A comparative study on the formation of rockets revealed a greater height of precipitin peak being developed for stain extracts of items prepared using ammonia extractant compared to counterparts obtained using gel buffer and saline extractants (Figure 2). As the height of the peak is proportional to the concentration of antigen [2], the study results further interpreted that the concentration of protein extracted by the ammonia extractant from the stained materials is significantly (p<0.05) greater than the other extractants, revealing the better extraction efficiency of ammonia extractant. A graph plotted with stain extracts at different time intervals vs. height of the rocket (in mm) (Figure 2) demonstrated significantly (p<0.05) greater peak heights for the stain extracts of ammonia in 2-3 hours of sample in comparison with the respective peak heights observed with gel buffer and saline extractants.
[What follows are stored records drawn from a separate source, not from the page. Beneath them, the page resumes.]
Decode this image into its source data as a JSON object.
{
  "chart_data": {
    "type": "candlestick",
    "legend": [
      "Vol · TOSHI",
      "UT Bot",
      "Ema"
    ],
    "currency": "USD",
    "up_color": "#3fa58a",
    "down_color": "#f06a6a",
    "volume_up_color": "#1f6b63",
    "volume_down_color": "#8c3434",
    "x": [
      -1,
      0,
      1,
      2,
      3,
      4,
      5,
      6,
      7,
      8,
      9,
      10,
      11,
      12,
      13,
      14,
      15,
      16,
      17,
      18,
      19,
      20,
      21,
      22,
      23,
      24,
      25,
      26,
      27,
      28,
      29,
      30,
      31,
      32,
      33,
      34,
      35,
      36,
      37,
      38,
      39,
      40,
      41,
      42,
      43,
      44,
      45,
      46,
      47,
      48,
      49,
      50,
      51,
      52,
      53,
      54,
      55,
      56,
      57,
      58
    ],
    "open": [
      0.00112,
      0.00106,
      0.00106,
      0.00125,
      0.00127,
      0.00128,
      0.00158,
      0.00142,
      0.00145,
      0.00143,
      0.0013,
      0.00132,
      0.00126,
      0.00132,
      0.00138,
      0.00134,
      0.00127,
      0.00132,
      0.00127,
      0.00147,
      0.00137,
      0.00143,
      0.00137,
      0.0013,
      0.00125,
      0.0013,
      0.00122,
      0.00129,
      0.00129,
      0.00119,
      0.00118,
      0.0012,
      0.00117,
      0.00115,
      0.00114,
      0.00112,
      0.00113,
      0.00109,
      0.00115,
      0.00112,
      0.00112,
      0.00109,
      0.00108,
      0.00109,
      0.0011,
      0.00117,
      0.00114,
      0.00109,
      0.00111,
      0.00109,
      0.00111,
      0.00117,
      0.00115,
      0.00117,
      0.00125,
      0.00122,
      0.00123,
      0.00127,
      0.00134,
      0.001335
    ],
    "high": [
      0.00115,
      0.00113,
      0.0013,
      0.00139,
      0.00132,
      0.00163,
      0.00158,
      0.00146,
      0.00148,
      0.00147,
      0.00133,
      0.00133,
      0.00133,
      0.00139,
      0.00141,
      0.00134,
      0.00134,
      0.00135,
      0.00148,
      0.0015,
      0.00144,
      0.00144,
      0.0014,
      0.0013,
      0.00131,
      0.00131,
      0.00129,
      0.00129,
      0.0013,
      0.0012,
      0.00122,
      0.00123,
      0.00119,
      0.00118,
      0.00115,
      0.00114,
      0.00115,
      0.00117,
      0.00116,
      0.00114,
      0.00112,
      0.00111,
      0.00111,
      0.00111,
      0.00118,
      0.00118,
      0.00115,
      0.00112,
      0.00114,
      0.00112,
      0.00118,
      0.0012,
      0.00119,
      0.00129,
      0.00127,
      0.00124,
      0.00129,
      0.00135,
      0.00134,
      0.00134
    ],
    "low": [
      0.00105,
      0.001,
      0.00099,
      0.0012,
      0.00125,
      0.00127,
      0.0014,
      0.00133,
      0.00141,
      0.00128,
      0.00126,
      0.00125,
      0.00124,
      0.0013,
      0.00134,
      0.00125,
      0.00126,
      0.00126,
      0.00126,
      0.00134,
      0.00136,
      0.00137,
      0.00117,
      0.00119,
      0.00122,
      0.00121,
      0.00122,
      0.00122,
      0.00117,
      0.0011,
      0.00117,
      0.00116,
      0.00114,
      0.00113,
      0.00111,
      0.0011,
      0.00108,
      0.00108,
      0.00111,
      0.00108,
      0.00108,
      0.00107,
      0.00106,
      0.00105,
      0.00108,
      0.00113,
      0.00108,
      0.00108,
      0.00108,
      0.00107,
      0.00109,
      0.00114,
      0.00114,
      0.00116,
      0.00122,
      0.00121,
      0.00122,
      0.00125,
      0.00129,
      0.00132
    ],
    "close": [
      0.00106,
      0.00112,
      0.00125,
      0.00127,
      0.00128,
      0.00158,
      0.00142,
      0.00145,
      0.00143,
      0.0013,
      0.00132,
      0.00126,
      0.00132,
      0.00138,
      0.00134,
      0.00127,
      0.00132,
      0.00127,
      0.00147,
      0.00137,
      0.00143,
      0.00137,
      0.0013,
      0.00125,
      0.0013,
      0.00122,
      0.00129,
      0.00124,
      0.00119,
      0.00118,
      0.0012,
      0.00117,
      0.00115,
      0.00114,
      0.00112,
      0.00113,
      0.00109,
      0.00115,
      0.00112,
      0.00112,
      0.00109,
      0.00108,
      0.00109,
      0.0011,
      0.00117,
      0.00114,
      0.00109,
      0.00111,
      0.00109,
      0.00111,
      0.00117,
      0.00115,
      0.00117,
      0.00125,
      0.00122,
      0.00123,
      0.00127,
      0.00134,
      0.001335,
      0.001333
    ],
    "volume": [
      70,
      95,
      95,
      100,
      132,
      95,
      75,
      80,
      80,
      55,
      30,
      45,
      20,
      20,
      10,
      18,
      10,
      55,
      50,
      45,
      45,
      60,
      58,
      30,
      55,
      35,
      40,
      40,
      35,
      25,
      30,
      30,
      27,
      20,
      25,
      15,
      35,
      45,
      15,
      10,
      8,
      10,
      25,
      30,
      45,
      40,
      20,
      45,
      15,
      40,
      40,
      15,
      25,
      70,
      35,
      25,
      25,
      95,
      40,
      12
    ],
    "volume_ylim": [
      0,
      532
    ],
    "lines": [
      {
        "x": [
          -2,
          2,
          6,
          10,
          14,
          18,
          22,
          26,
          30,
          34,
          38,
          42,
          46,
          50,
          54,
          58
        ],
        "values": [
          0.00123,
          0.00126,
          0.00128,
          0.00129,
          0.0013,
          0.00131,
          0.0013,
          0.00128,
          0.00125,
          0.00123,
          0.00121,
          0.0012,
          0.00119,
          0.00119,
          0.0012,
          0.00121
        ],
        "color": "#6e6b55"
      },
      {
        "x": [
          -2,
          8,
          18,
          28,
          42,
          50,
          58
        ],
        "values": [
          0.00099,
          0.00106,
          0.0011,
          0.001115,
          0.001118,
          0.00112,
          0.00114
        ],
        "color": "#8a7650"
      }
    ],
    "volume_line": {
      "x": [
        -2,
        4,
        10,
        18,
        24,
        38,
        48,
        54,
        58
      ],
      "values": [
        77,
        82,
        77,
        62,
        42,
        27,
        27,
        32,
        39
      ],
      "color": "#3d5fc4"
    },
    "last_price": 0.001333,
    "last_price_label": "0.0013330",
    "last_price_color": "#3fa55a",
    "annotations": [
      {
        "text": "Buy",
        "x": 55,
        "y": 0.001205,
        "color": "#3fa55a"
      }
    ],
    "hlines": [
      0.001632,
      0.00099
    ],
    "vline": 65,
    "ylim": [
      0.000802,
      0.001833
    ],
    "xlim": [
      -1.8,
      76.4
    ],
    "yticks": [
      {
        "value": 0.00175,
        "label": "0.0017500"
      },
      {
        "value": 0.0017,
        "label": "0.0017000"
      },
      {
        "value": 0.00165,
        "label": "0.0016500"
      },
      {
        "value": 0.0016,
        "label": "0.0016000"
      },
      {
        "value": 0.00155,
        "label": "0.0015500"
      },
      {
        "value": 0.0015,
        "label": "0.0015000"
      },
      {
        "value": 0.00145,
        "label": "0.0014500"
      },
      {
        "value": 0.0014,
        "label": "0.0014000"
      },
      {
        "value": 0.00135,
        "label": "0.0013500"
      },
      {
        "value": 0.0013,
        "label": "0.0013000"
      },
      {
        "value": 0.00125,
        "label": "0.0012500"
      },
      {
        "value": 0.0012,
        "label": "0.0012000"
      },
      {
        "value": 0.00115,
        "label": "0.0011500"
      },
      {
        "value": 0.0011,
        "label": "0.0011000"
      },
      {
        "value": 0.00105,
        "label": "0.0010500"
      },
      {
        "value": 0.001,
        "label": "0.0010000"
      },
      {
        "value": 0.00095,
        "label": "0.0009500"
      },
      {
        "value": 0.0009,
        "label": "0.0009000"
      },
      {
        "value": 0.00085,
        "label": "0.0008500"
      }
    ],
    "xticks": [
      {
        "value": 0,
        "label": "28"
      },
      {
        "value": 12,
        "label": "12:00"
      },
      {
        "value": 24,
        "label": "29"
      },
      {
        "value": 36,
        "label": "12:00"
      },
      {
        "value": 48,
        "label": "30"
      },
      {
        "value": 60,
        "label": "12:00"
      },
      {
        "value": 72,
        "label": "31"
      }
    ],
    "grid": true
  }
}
Immunological methods for human identification though have been completely supplanted by DNA technology in recent years, the techniques of CIE and RIE are still utilized for human origin determination during blood grouping analysis and interpretation of grouping results in forensic serology laboratories. The present study reports for the first time a qualitative and quantitative study employing CIE and RIE respectively on protein extractants employed for human origin determination of blood. CIE revealed sharp precipitin lines for all the items of stain extracts of ammonia collected at various intervals of time. In contrast, gel buffer and saline extracts of item 4 did not show any precipitin lines at any of the six half an hour samples. Similarly, rocket immunoelectrophoresis also demonstrated sharp precipitin peaks with greater peak heights being observed for ammonia at 2-3 hours of sample, compared to gel buffer and saline. The current study results therefore suggests that ammonia (5%) solution could very well be used as a better protein extractant for rapid human origin determination of blood from stained materials of diverse types.

The authors wish to thank Mr.T. Janakiram, Deputy Director, Regional Forensic Science Laboratory, Madurai for the support and encouragement.